The Rally Continues

Once again it’s necessary to use part of the previous day’s price data to show all the Fibonacci relationships, so this is a five minute chart rather than my trading time frame. Today starts at the beginning of the blue dotted line (yesterday’s close) in the middle of the chart.

Rally Continues
The narrow yellow channel was already in place, and yesterday we closed right at the lower trendline. This was also a 50% Fibonacci pullback of the previous rally. On my 3-minute trading chart the Stochastic was oversold, so an entry would only risk a break below the rising trendline.

The upper line of the narrow channel didn’t stop the early price surge. When this happens,I usually draw another parallel line from an earlier peak. These secondary channel lines are not quite as consistent, but you can see they certainly worked today. When we approach the top of a channel, I move my trailing stop quite close, so I didn’t catch the last part of the move.

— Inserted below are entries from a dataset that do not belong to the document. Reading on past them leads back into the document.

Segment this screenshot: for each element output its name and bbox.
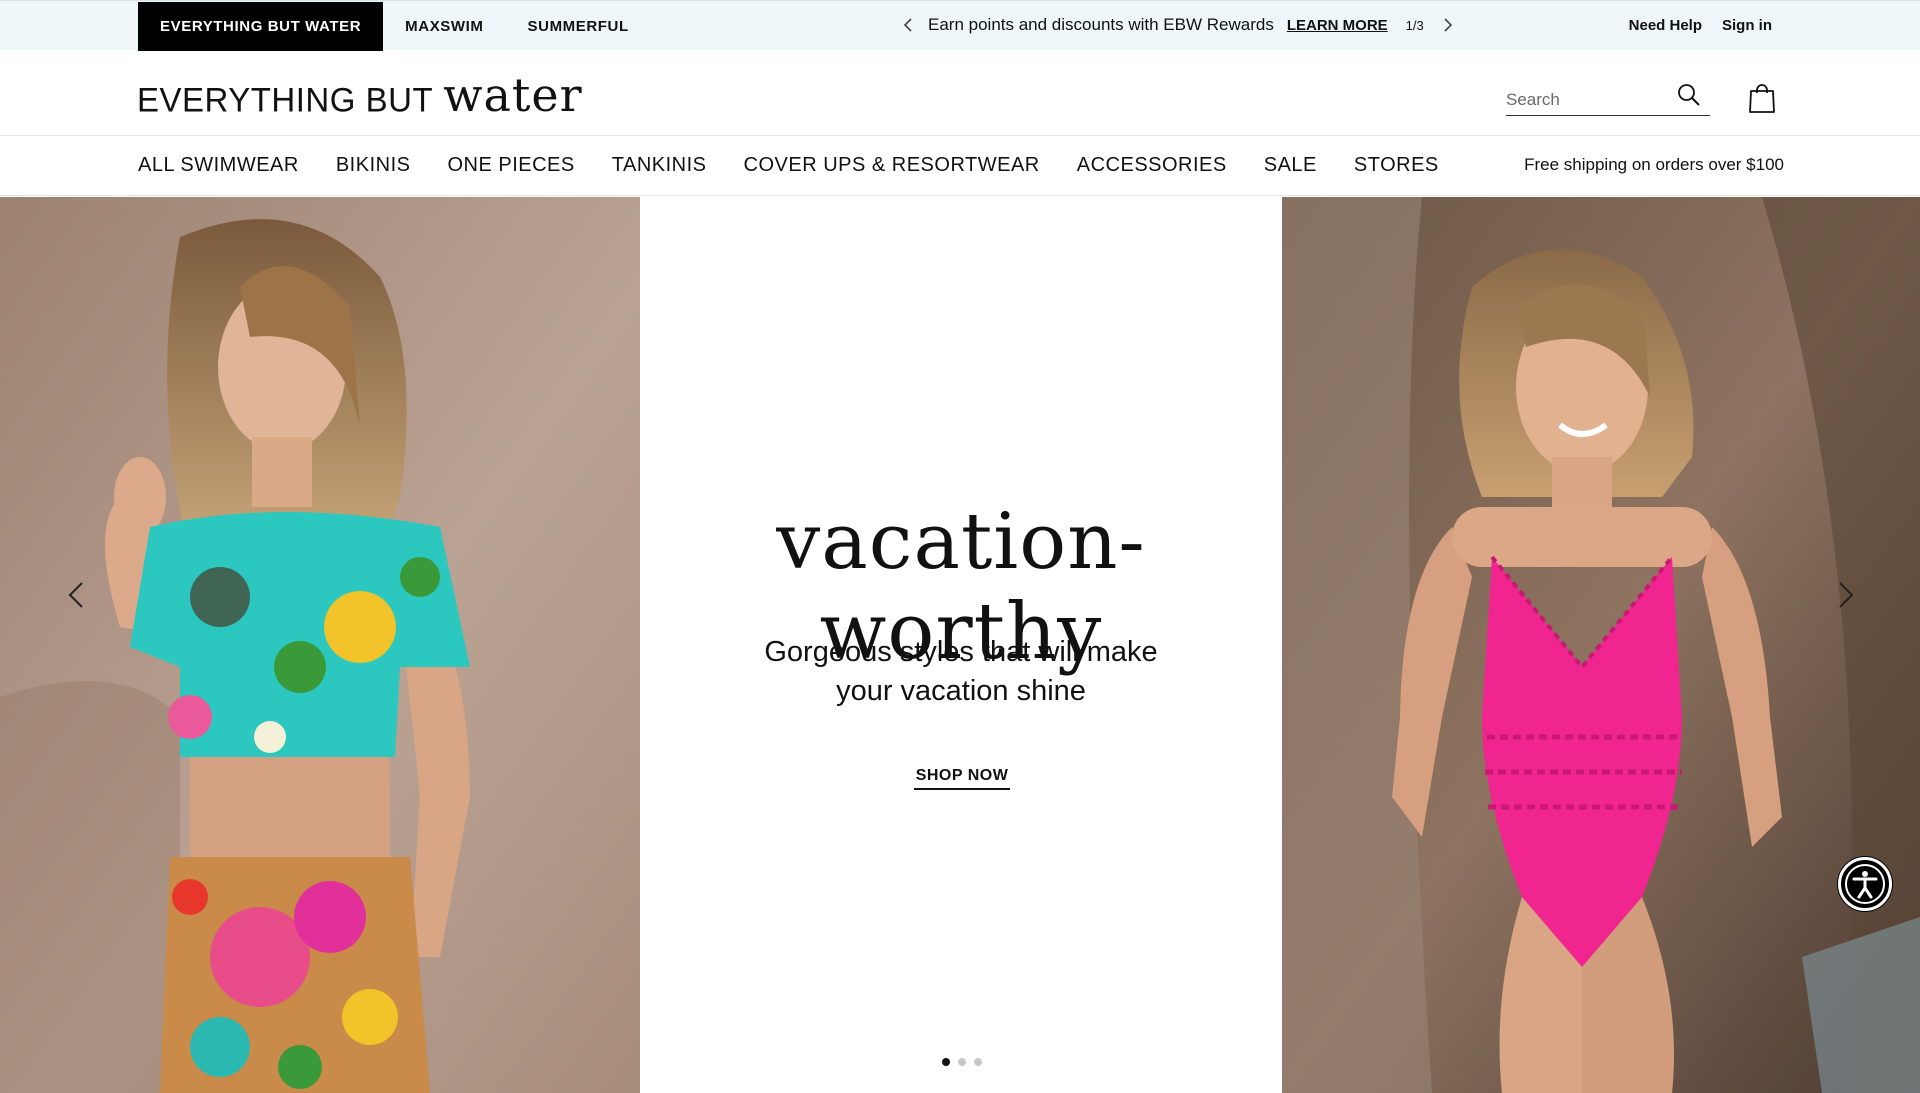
chevron-right-icon[interactable]: [1438, 15, 1458, 35]
chevron-left-icon[interactable]: [898, 15, 918, 35]
hero-carousel: vacation-worthy Gorgeous styles that wil…: [0, 197, 1920, 1093]
site-logo[interactable]: EVERYTHING BUT water: [137, 68, 583, 122]
carousel-dot-3[interactable]: [974, 1058, 982, 1066]
hero-subtitle-line-2: your vacation shine: [836, 675, 1086, 707]
nav-item-accessories[interactable]: ACCESSORIES: [1077, 154, 1227, 177]
hero-subtitle-line-1: Gorgeous styles that will make: [764, 636, 1158, 668]
need-help-link[interactable]: Need Help: [1629, 17, 1702, 34]
utility-bar: EVERYTHING BUT WATER MAXSWIM SUMMERFUL E…: [0, 0, 1920, 51]
hero-prev-chevron-left-icon[interactable]: [62, 575, 92, 615]
hero-content: vacation-worthy Gorgeous styles that wil…: [640, 197, 1282, 1093]
promo-banner: Earn points and discounts with EBW Rewar…: [898, 1, 1458, 49]
hero-image-right[interactable]: [1282, 197, 1920, 1093]
learn-more-link[interactable]: LEARN MORE: [1287, 17, 1388, 34]
shopping-bag-icon[interactable]: [1748, 82, 1776, 114]
promo-counter: 1/3: [1405, 17, 1424, 33]
brand-tabs: EVERYTHING BUT WATER MAXSWIM SUMMERFUL: [138, 2, 651, 51]
logo-text-primary: EVERYTHING BUT: [137, 80, 434, 119]
nav-item-cover-ups-resortwear[interactable]: COVER UPS & RESORTWEAR: [744, 154, 1040, 177]
site-header: EVERYTHING BUT water: [0, 50, 1920, 136]
nav-item-tankinis[interactable]: TANKINIS: [612, 154, 707, 177]
hero-subtitle: Gorgeous styles that will make your vaca…: [640, 633, 1282, 711]
brand-tab-summerful[interactable]: SUMMERFUL: [506, 2, 651, 51]
hero-next-chevron-right-icon[interactable]: [1830, 575, 1860, 615]
search-input[interactable]: [1506, 88, 1666, 112]
nav-item-bikinis[interactable]: BIKINIS: [336, 154, 411, 177]
shop-now-button[interactable]: SHOP NOW: [914, 767, 1010, 790]
accessibility-icon[interactable]: [1838, 857, 1892, 911]
account-links: Need Help Sign in: [1629, 1, 1772, 49]
hero-image-left[interactable]: [0, 197, 640, 1093]
logo-text-water: water: [443, 68, 583, 122]
search-icon[interactable]: [1676, 82, 1702, 108]
brand-tab-everything-but-water[interactable]: EVERYTHING BUT WATER: [138, 2, 384, 51]
free-shipping-note: Free shipping on orders over $100: [1524, 155, 1784, 174]
promo-text: Earn points and discounts with EBW Rewar…: [928, 15, 1274, 34]
carousel-dot-2[interactable]: [958, 1058, 966, 1066]
nav-item-stores[interactable]: STORES: [1354, 154, 1439, 177]
nav-item-sale[interactable]: SALE: [1264, 154, 1317, 177]
search-box: [1506, 80, 1710, 116]
sign-in-link[interactable]: Sign in: [1722, 17, 1772, 34]
brand-tab-maxswim[interactable]: MAXSWIM: [383, 2, 505, 51]
carousel-dot-1[interactable]: [942, 1058, 950, 1066]
main-navigation: ALL SWIMWEAR BIKINIS ONE PIECES TANKINIS…: [0, 136, 1920, 196]
nav-menu: ALL SWIMWEAR BIKINIS ONE PIECES TANKINIS…: [138, 136, 1476, 194]
nav-item-one-pieces[interactable]: ONE PIECES: [447, 154, 574, 177]
nav-item-all-swimwear[interactable]: ALL SWIMWEAR: [138, 154, 299, 177]
carousel-dots: [942, 1058, 982, 1066]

Then came a series of divergences — first at point “3″, and then at what I have marked as “B.” Point “3″ is the type of divergence that I use for exits, but not to take a position in the opposite direction. Notice that each minor peak is higher than the last, and so are the pivot lows. Higher highs and higher lows still indicate an uptrend. I’ll only take a reversal here if the divergence looks very strong.

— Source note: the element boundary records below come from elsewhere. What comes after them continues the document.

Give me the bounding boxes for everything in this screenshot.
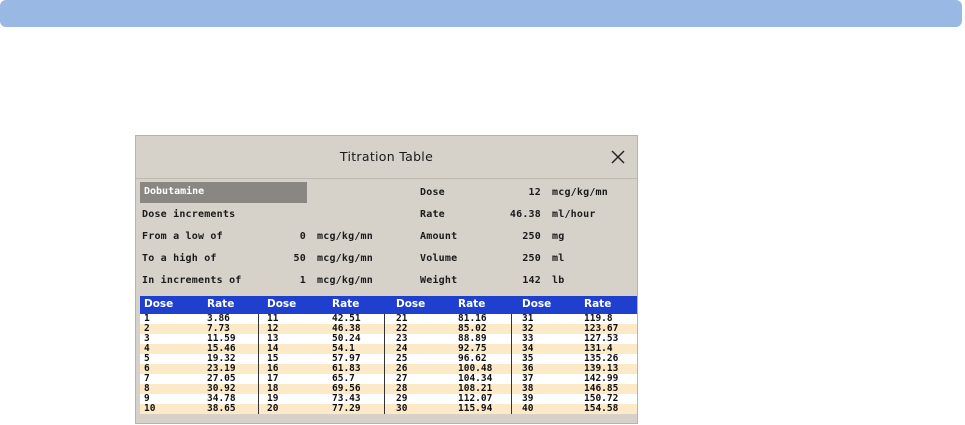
table-body: 1 3.86 11 42.51 21 81.16 31 119.8 2 7.73 12 46.38 22… [140,313,637,414]
rate-cell: 77.29 [332,403,361,414]
increments-of-label: In increments of [142,275,242,286]
dose-cell: 20 [267,403,279,414]
to-high-value[interactable]: 50 [276,253,306,264]
top-bar [0,0,962,27]
amount-unit: mg [552,231,565,242]
rate-label: Rate [420,209,445,220]
dose-cell: 30 [396,403,408,414]
header-rate-4: Rate [584,298,612,310]
amount-value[interactable]: 250 [493,231,541,242]
dose-label: Dose [420,187,445,198]
rate-unit: ml/hour [552,209,596,220]
weight-label: Weight [420,275,458,286]
dose-increments-label: Dose increments [142,209,236,220]
increments-of-unit: mcg/kg/mn [317,275,373,286]
weight-unit: lb [552,275,565,286]
header-rate-3: Rate [458,298,486,310]
titration-table-dialog: Titration Table Dobutamine Dose incremen… [135,135,638,424]
dose-cell: 10 [144,403,156,414]
from-low-value[interactable]: 0 [276,231,306,242]
weight-value[interactable]: 142 [493,275,541,286]
volume-label: Volume [420,253,458,264]
column-divider [384,314,385,414]
dose-cell: 40 [522,403,534,414]
rate-cell: 115.94 [458,403,493,414]
volume-unit: ml [552,253,565,264]
header-dose-1: Dose [144,298,174,310]
column-divider [258,314,259,414]
table-row: 10 38.65 20 77.29 30 115.94 40 154.58 [140,403,637,414]
table-header: Dose Rate Dose Rate Dose Rate Dose Rate [140,296,637,314]
from-low-label: From a low of [142,231,223,242]
rate-cell: 38.65 [207,403,236,414]
rate-value[interactable]: 46.38 [493,209,541,220]
header-rate-2: Rate [332,298,360,310]
close-button[interactable] [609,148,627,166]
amount-label: Amount [420,231,458,242]
titration-table: Dose Rate Dose Rate Dose Rate Dose Rate … [140,296,637,414]
dialog-title: Titration Table [339,149,434,164]
volume-value[interactable]: 250 [493,253,541,264]
from-low-unit: mcg/kg/mn [317,231,373,242]
to-high-unit: mcg/kg/mn [317,253,373,264]
increments-of-value[interactable]: 1 [276,275,306,286]
dose-value[interactable]: 12 [493,187,541,198]
close-icon [611,150,625,164]
dose-unit: mcg/kg/mn [552,187,608,198]
rate-cell: 154.58 [584,403,619,414]
to-high-label: To a high of [142,253,217,264]
column-divider [511,314,512,414]
title-separator [136,178,637,179]
header-dose-4: Dose [522,298,552,310]
header-dose-2: Dose [267,298,297,310]
drug-name: Dobutamine [144,186,205,197]
header-dose-3: Dose [396,298,426,310]
drug-name-field[interactable]: Dobutamine [140,182,307,203]
header-rate-1: Rate [207,298,235,310]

But by the time we get to point “B” things have changed. Point “A” was a lower low, so the trend is now sideways. Point “B” becomes a test of the top at point “3″, and since “B” is slightly higher than “3″ it could be considered a Spring top. This divergence creates a short sale setup, with the trigger being the break of the blue trendline and the moving averages.

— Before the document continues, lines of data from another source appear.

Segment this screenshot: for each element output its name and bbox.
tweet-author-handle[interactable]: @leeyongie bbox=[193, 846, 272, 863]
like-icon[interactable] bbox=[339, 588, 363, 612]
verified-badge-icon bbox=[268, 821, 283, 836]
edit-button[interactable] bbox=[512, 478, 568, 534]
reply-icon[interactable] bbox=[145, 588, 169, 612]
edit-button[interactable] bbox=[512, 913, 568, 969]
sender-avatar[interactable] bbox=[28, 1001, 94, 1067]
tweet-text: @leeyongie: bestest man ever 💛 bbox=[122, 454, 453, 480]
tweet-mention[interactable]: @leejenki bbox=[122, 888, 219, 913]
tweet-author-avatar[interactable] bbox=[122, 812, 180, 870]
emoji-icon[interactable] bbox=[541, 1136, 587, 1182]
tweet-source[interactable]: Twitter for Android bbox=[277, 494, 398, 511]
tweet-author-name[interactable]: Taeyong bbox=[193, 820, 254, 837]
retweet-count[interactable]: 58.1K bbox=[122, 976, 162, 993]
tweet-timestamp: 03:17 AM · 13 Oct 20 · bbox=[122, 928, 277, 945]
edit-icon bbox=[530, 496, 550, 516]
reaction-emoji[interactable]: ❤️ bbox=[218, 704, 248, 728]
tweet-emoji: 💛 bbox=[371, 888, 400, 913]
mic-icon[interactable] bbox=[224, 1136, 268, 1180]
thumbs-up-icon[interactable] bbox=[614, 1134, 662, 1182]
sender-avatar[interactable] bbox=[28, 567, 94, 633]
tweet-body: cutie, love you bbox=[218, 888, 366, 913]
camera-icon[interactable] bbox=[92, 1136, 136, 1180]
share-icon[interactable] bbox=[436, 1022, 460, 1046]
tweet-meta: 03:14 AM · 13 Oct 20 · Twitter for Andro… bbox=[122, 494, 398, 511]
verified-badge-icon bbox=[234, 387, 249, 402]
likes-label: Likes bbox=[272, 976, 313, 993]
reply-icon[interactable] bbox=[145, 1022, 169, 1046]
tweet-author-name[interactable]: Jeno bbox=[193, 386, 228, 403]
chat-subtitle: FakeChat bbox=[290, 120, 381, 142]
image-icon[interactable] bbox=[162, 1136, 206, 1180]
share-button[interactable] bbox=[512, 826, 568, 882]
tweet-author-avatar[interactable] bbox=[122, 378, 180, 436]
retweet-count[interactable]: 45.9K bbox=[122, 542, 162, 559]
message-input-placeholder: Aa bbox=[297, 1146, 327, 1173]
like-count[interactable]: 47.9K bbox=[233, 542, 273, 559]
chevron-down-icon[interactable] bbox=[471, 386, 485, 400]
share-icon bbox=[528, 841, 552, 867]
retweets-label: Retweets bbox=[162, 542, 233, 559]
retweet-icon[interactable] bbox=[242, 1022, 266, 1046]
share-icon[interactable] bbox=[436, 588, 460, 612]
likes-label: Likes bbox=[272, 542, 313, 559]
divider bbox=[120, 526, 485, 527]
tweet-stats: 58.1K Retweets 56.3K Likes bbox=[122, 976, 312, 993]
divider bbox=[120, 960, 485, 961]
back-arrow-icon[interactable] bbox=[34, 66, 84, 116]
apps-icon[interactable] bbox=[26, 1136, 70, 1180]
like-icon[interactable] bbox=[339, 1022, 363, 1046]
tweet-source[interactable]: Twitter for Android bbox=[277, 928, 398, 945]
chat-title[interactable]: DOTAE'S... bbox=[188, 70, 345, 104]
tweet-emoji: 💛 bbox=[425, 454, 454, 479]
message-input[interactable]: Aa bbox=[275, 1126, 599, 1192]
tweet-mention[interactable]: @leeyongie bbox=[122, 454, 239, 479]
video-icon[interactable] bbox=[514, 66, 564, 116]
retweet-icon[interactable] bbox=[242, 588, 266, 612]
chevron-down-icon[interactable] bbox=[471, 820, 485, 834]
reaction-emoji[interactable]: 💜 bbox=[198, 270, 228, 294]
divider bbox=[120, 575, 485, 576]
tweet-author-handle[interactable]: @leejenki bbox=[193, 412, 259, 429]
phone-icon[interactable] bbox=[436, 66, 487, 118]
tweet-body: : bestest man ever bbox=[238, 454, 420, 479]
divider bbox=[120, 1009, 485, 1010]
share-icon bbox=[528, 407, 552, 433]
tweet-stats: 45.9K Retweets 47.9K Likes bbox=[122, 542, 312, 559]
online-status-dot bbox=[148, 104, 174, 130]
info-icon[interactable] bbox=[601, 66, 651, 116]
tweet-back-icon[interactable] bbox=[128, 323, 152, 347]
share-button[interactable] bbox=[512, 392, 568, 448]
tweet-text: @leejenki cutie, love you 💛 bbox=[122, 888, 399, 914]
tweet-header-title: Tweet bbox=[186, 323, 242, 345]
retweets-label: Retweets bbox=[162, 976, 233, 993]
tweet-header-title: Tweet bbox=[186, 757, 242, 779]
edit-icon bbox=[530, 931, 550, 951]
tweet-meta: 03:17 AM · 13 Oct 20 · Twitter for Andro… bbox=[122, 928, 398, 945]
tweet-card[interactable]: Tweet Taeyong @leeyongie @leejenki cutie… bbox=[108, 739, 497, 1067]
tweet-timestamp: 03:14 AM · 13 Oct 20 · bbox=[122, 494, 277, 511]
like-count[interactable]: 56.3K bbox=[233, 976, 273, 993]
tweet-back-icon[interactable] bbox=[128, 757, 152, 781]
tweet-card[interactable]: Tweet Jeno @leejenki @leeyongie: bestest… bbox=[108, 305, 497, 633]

If you look at the entire move that started Friday, you’ll see on a larger scale the patterns I’ve been pointing out lately. The first pullback (#2) is a 62% Fibonacci retracement, and the second pullback (#4) stops at 32%, in this case of the entire move from Friday’s bottom. A large first pullback followed by a smaller second pullback are the norm. After this happens, additional entries become much more risky.